Comprendre l'immobilier
Besoin de connaître l’actualité immobilière ? D’un cours de rattrapage sur la dernière loi en vigueur ? Ou juste curieux sur un sujet précis ?

16 mar. 2026
Crédit immobilier : des taux en légère baisse mais un marché encore sous tension
Après plusieurs mois de remontée, les taux des crédits immobiliers semblent amorcer un léger recul à l’approche du printemps, période traditionnellement dynamique pour le marché immobilier. Selon l’observatoire de CSA Crédit Logement, les taux avaient atteint en moyenne 3,16 % fin 2025 avant de progresser légèrement en début d’année. En février, ils s’établissaient ainsi autour de 3,11 % sur 15 ans, 3,25 % sur 20 ans et 3,32 % sur 25 ans.
Depuis mars, plusieurs courtiers constatent toutefois un mouvement inverse. Les barèmes bancaires affichent des baisses comprises entre 0,10 et 0,40 point, avec des taux moyens proches de 3,15 % sur 15 ans, 3,35 % sur 20 ans et 3,55 % sur 25 ans. Les banques semblent ainsi chercher à relancer la production de crédits et à capter davantage d’emprunteurs dans un contexte de reprise progressive du marché.
Cette stratégie commerciale s’inscrit dans une période clé pour les établissements bancaires. Chaque banque ajuste désormais ses grilles de taux en fonction de ses objectifs commerciaux, des volumes visés et des profils d’emprunteurs qu’elle souhaite attirer. Les établissements cherchent notamment à élargir leur base de clientèle afin d’atteindre leurs objectifs annuels de production de crédits.
Cependant, l’environnement économique et géopolitique pourrait rapidement rebattre les cartes. Les tensions internationales récentes pourraient provoquer une remontée des taux d’emprunt d’État, notamment de l’OAT à dix ans, référence pour la fixation des taux immobiliers. Une telle évolution aurait mécaniquement un impact sur le coût des crédits pour les particuliers et pourrait freiner certains projets immobiliers en cas de dégradation de la conjoncture.

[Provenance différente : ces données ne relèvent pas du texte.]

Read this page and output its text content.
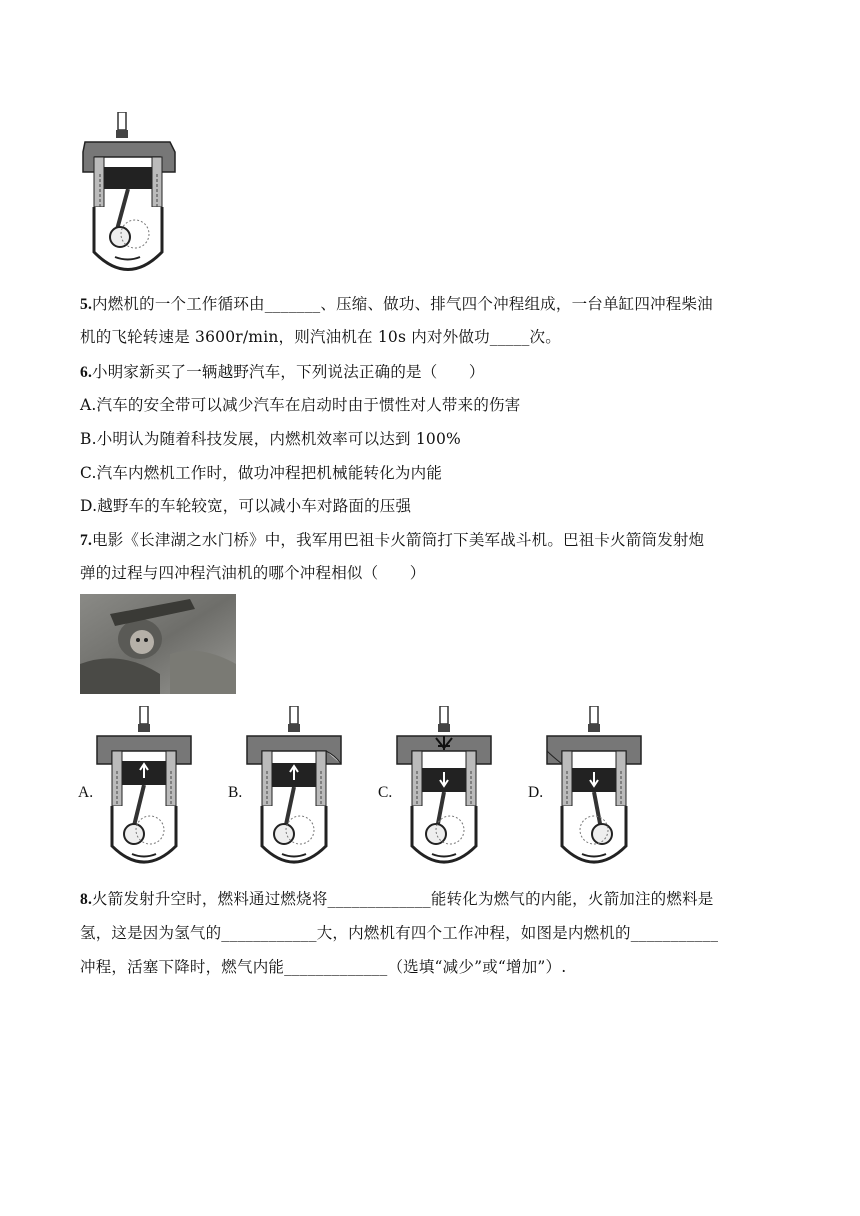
5.内燃机的一个工作循环由_______、压缩、做功、排气四个冲程组成，一台单缸四冲程柴油
机的飞轮转速是 3600r/min，则汽油机在 10s 内对外做功_____次。
6.小明家新买了一辆越野汽车，下列说法正确的是（　　）
A.汽车的安全带可以减少汽车在启动时由于惯性对人带来的伤害
B.小明认为随着科技发展，内燃机效率可以达到 100%
C.汽车内燃机工作时，做功冲程把机械能转化为内能
D.越野车的车轮较宽，可以减小车对路面的压强
7.电影《长津湖之水门桥》中，我军用巴祖卡火箭筒打下美军战斗机。巴祖卡火箭筒发射炮
弹的过程与四冲程汽油机的哪个冲程相似（　　）
A.	B.	C.	D.
8.火箭发射升空时，燃料通过燃烧将_____________能转化为燃气的内能，火箭加注的燃料是
氢，这是因为氢气的____________大，内燃机有四个工作冲程，如图是内燃机的___________
冲程，活塞下降时，燃气内能_____________（选填“减少”或“增加”）.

Dans ce contexte incertain, les conditions d’emprunt restent également marquées par un allongement inédit des durées de financement. D’après les données du Haut Conseil de stabilité financière, la durée moyenne des prêts immobiliers atteint désormais environ 22 ans et demi. Près de la moitié des emprunts s’étendent même sur une période comprise entre 25 et 30 ans, contre moins de 38 % en 2019.
Cet allongement des durées constitue une réponse à la baisse du pouvoir d’achat immobilier des ménages. En étalant les remboursements, les emprunteurs peuvent maintenir des mensualités compatibles avec la règle d’endettement maximale de 35 % imposée par le HCSF. Cette stratégie permet d’augmenter la capacité d’emprunt mais renchérit le coût total du crédit, les taux étant généralement plus élevés sur les durées longues.
Ainsi, malgré les premiers signes d’assouplissement observés dans les barèmes bancaires, les professionnels restent prudents : la baisse récente des taux pourrait s’avérer fragile dans un environnement économique encore incertain.